Following the 1973 legislation that changed the framework of the fashion trade syndicate, couture and ready-to-wear came together in the same group, the Fédération Française de la Couture, du Prêt-à-Porter des Couturiers et des Créateurs de Mode. From the 1970s to the 1990s, well-known names including Kenzo Takeda, Jean-Claude de Castelbajac, Yohji Yamamoto, Issey Miyake, Comme des Garçons, Azzedine Alaïa, Christian Lacroix, Thierry Mugler, Claude Montana, Marc Audibet, Jean Paul Gaultier, and Dries Van Noten were assembled in this group. Like their predecessors, many of these designers came from abroad for the value attached to working or showing in Paris. Over 100 designers present their ready-to-wear collections at the Salle de Carrousel du Louvre in October and March each year.

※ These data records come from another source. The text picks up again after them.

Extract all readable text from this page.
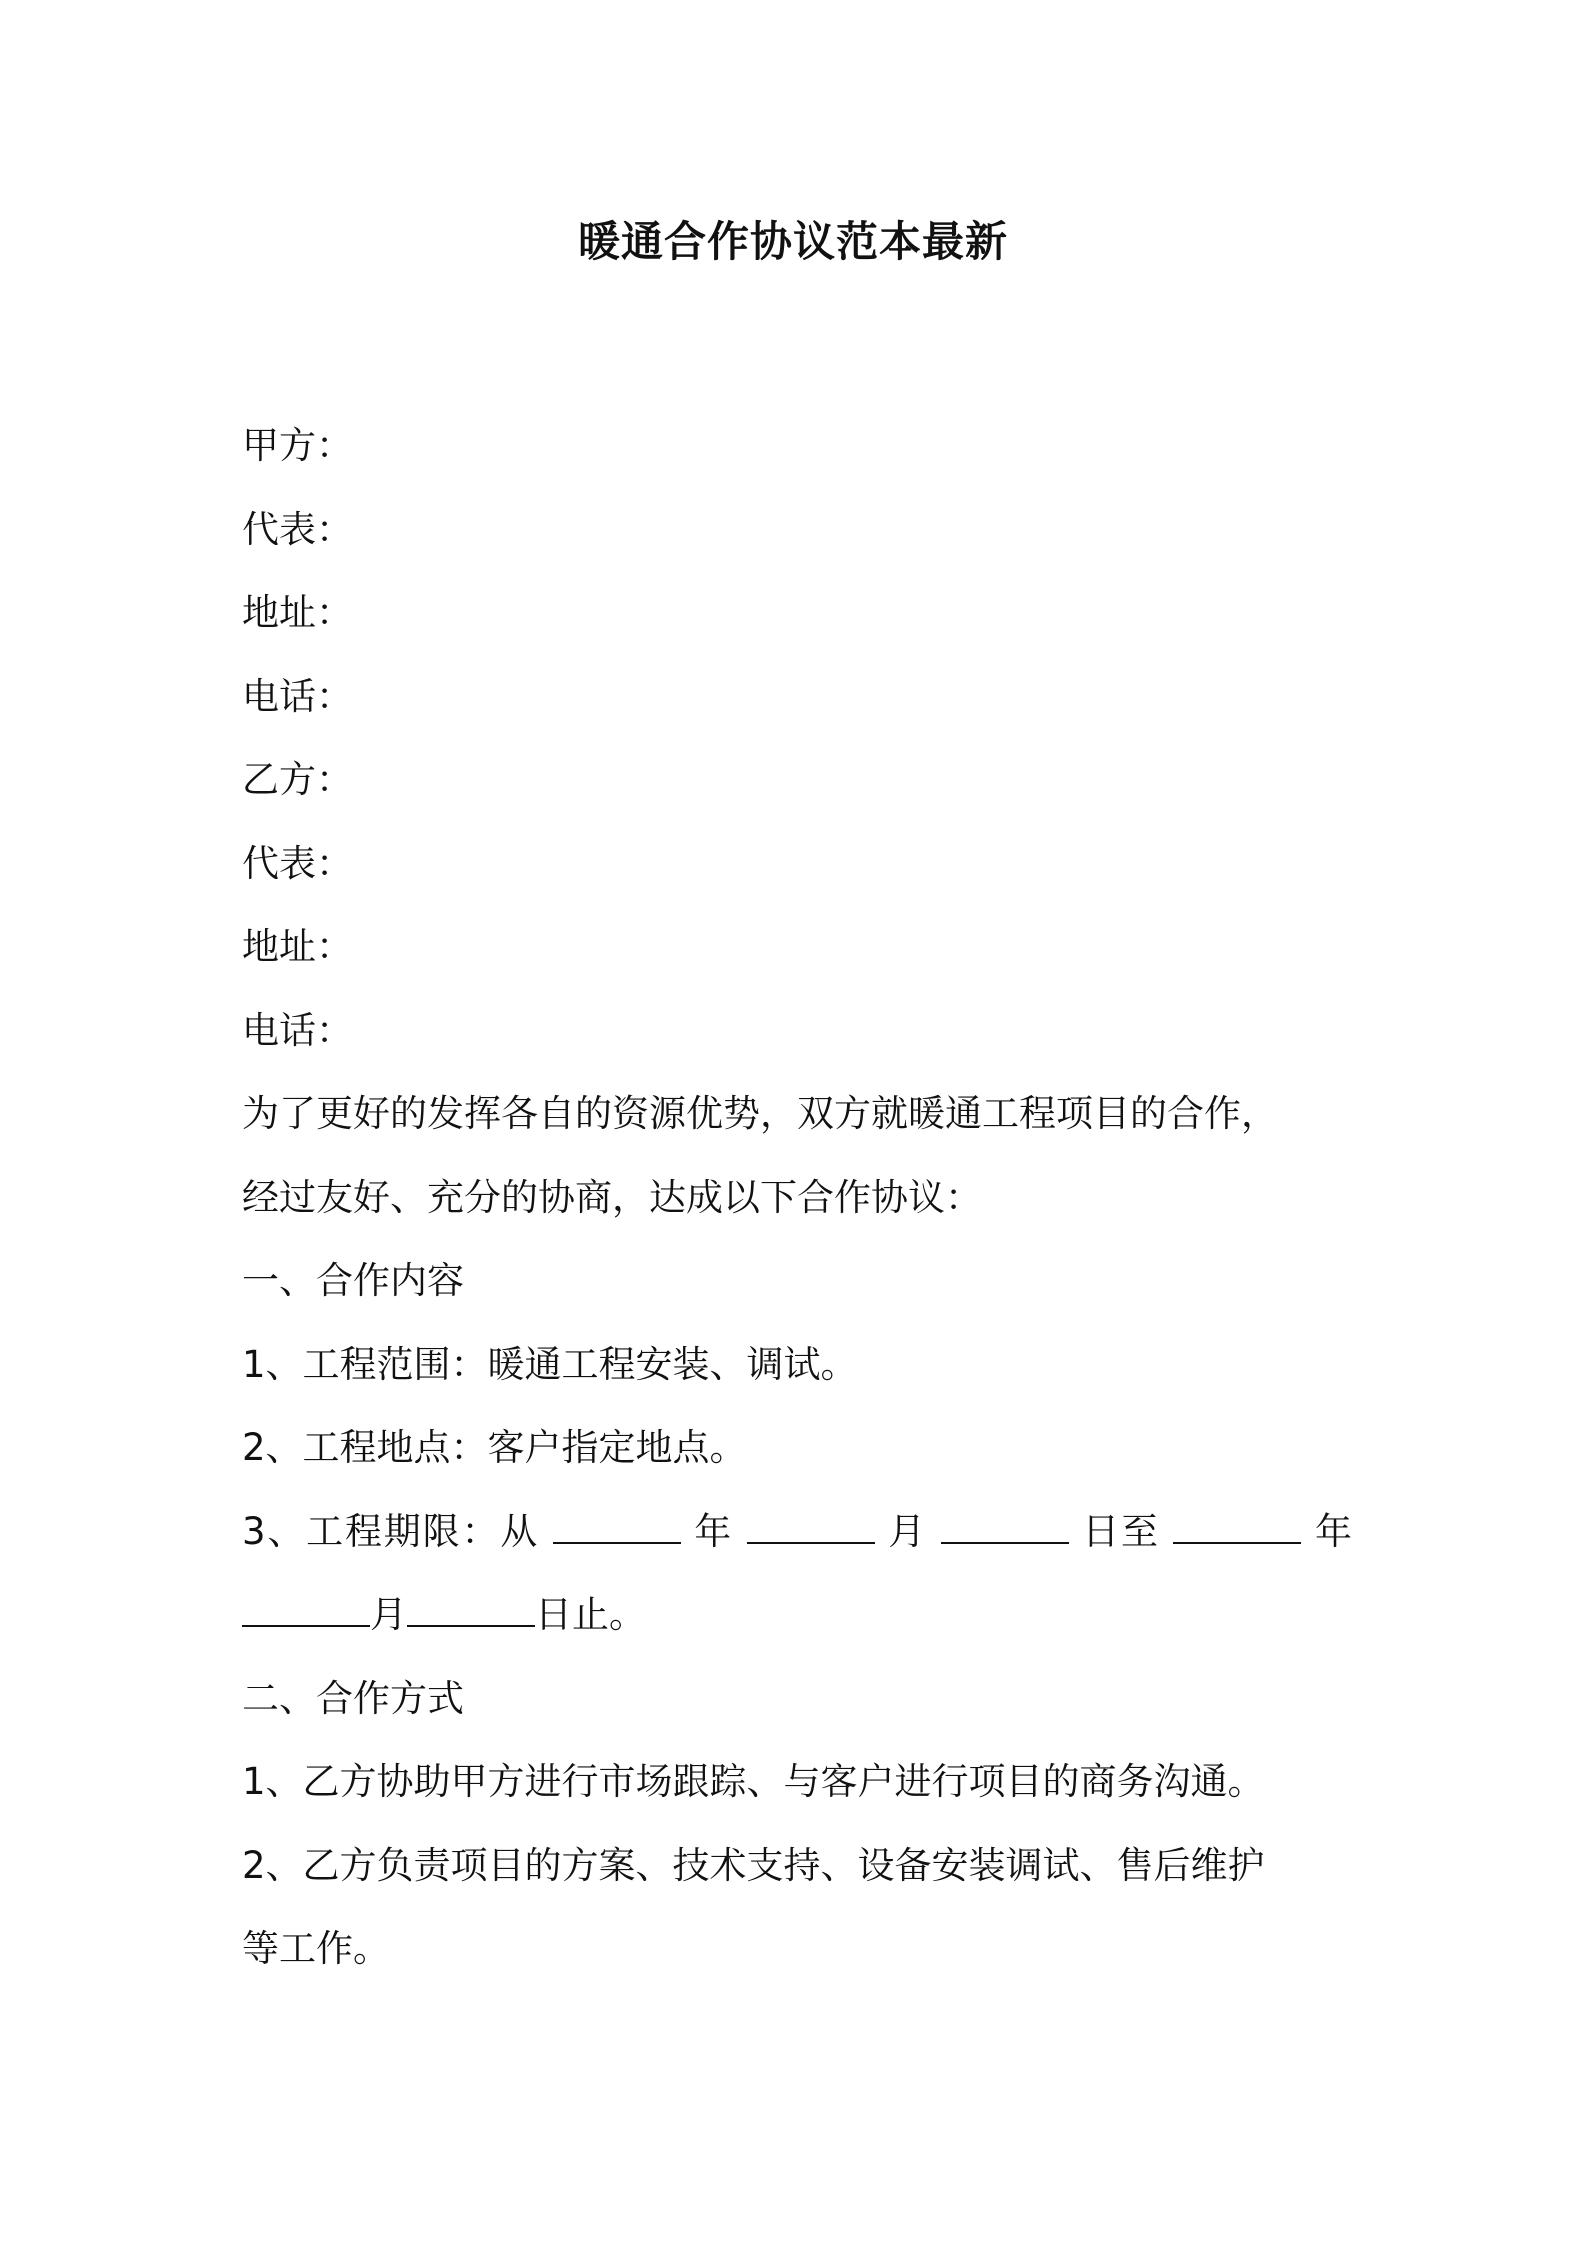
暖通合作协议范本最新
甲方：
代表：
地址：
电话：
乙方：
代表：
地址：
电话：
为了更好的发挥各自的资源优势，双方就暖通工程项目的合作，
经过友好、充分的协商，达成以下合作协议：
一、合作内容
1、工程范围：暖通工程安装、调试。
2、工程地点：客户指定地点。
3、工程期限：从	年	月	日至	年
月	日止。
二、合作方式
1、乙方协助甲方进行市场跟踪、与客户进行项目的商务沟通。
2、乙方负责项目的方案、技术支持、设备安装调试、售后维护
等工作。
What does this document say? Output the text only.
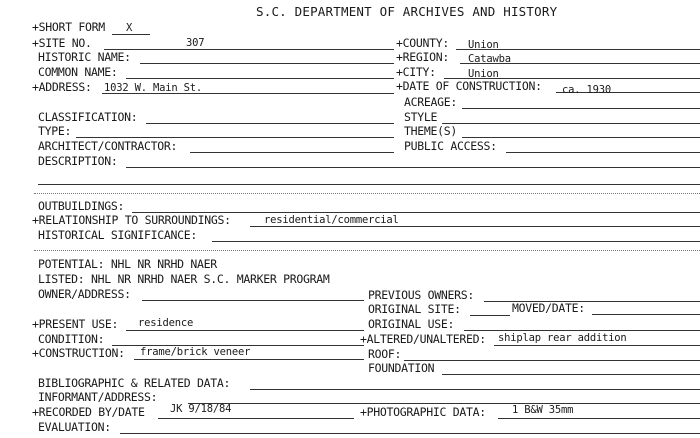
S.C. DEPARTMENT OF ARCHIVES AND HISTORY
+SHORT FORM X
+SITE NO.	307	+COUNTY: Union
HISTORIC NAME:	+REGION: Catawba
COMMON NAME:	+CITY:	Union
+ADDRESS: 1032 W. Main St.	+DATE OF CONSTRUCTION: ca. 1930
ACREAGE:
CLASSIFICATION:	STYLE
TYPE:	THEME(S)
ARCHITECT/CONTRACTOR:	PUBLIC ACCESS:
DESCRIPTION:
OUTBUILDINGS:
+RELATIONSHIP TO SURROUNDINGS:	residential/commercial
HISTORICAL SIGNIFICANCE:
POTENTIAL: NHL NR NRHD NAER
LISTED: NHL NR NRHD NAER S.C. MARKER PROGRAM
OWNER/ADDRESS:	PREVIOUS OWNERS:
ORIGINAL SITE:	MOVED/DATE:
+PRESENT USE: residence	ORIGINAL USE:
CONDITION:	+ALTERED/UNALTERED: shiplap rear addition
+CONSTRUCTION: frame/brick veneer	ROOF:
FOUNDATION
BIBLIOGRAPHIC & RELATED DATA:
INFORMANT/ADDRESS:
+RECORDED BY/DATE JK 9/18/84	+PHOTOGRAPHIC DATA: 1 B&W 35mm
EVALUATION:
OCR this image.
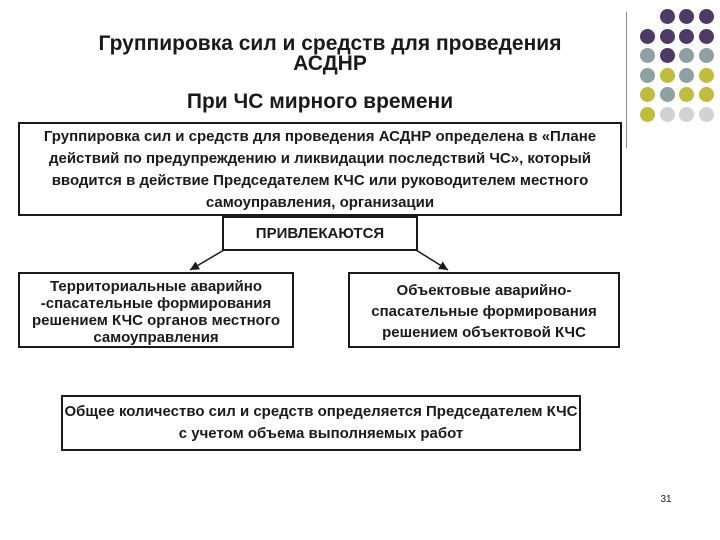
Группировка сил и средств для проведения
АСДНР
При ЧС мирного времени
Группировка сил и средств для проведения АСДНР определена в «Плане действий по предупреждению и ликвидации последствий ЧС», который вводится в действие Председателем КЧС или руководителем местного самоуправления, организации
ПРИВЛЕКАЮТСЯ
Территориальные аварийно -спасательные формирования решением КЧС органов местного самоуправления
Объектовые аварийно-спасательные формирования решением объектовой КЧС
Общее количество сил и средств определяется Председателем КЧС с учетом объема выполняемых работ
31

The area surrounding the Louvre Museum and Tuileries Gardens are thus a favorite spot for fashion bloggers and photographers. Place is as important as the fashionable clothing worn in this imagery. Yuniya Kawamura has written that: “All participants in the events during fashion weeks in Paris reconfirm its membership and reinforce the conviction that the best designers are found in Paris.”
New designers change the meaning of Paris fashion while working in the shadow of historic houses such as Chanel and Dior. Advances in fashion studies and dress history as well as exhibitions at Paris fashion museums—the Musée de la mode et du textile (Les arts décoratifs) and Musée de la mode de la ville de Paris (Palais Galliera)—have further embedded current and past designers and their creations within the country’s cultural heritage. The locations of the museums themselves, in centers of tourism, next to art museums and monuments, reinforce the connection between fashion and Paris.
In addition, shopping continues to be a prime tourist activity in Paris. Established in the late 1980s and early 1990s on the Rue Cambon and Rue Saint Honoré, respectively, boutique Maria Luisa and concept and fashion store Colette continue to reinforce the importance of traditional haute couture areas. Designers and brands in the 1990s, such as Vanessa Bruno, Isabel Marant, Zadig et Voltaire, and Comptoir des Cotonniers also opened shops in Saint-Germain-des-Prés and the Marais. In opposition to these labels and experiences that promote a minimal version of Paris chic, superstores such as Louis Vuitton on the Champs Elysées attract hordes of tourist groups. Although many of these shops exist in other world cities or have online shopping options, the idea of Paris is used as a branding technique, and through purchase, Paris can be transported elsewhere.